As I just commited an option for the Picviz pngcairo plugin to draw curves instead of straight lines.
To me it just looks pretty without anything technically interesting behind it. I guess some people could argue this helps uncovering clusters, maybe... What do you guys think of such ways of playing with parallel coordinates?


pretty but potentially really bad HCI
One of the principal issues with parallel coordinates is obfuscation, i.e. lines overlapping. By binding the edges like this, you actually exacerbate the issue. Its pretty much impossible to follow a line from left to right. As soon as it passes through one point, all lines come together so you have no idea where the line goes after that point. You could try and solve this by uniquely coloring lines but there are only so many differentiable hues. This of course partially depends on the task at hand. This type of view might still be used for identifying high level trends (e.g. most data that have high values of x go to low values of y). But, then it's not clear the advantage this would have over not bending the lines would have.

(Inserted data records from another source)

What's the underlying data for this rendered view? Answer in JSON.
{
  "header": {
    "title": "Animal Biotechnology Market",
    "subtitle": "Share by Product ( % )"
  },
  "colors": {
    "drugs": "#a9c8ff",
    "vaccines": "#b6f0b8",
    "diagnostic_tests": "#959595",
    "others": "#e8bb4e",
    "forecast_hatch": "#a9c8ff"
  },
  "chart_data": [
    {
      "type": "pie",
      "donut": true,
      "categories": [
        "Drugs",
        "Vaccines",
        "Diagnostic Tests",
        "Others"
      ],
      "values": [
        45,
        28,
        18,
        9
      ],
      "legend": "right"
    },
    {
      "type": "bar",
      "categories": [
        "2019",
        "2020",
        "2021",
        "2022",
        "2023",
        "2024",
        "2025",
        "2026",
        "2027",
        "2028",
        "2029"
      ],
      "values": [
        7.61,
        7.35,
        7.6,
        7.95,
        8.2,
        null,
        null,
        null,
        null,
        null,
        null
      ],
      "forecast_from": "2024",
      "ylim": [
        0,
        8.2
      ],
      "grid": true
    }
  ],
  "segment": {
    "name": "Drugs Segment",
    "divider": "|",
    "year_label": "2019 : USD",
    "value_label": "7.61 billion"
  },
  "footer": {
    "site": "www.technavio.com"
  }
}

But, it appears these folks have tried similar things. I haven't read up on their stuff but it appears that have published at some respected conferences:
http://vis.pku.edu.cn/wiki/doku.php?id=project:infoviz
cool
Nice job, easier to read
might be useful
i've generated a few parallel coordinate plots that look really messy, and i look forward to re-doing them with the curve option. it kind of reminds me of the "flow bundle" technique described in this paper .
Evaluating graphing techniques
On a five point scale for evaluating visualizations:
1. Useless
2. Pretty but useless
3. Pretty
4. Pretty useful
5. Pretty and useful
This seems to be a 2, Pretty but useless from my perspective.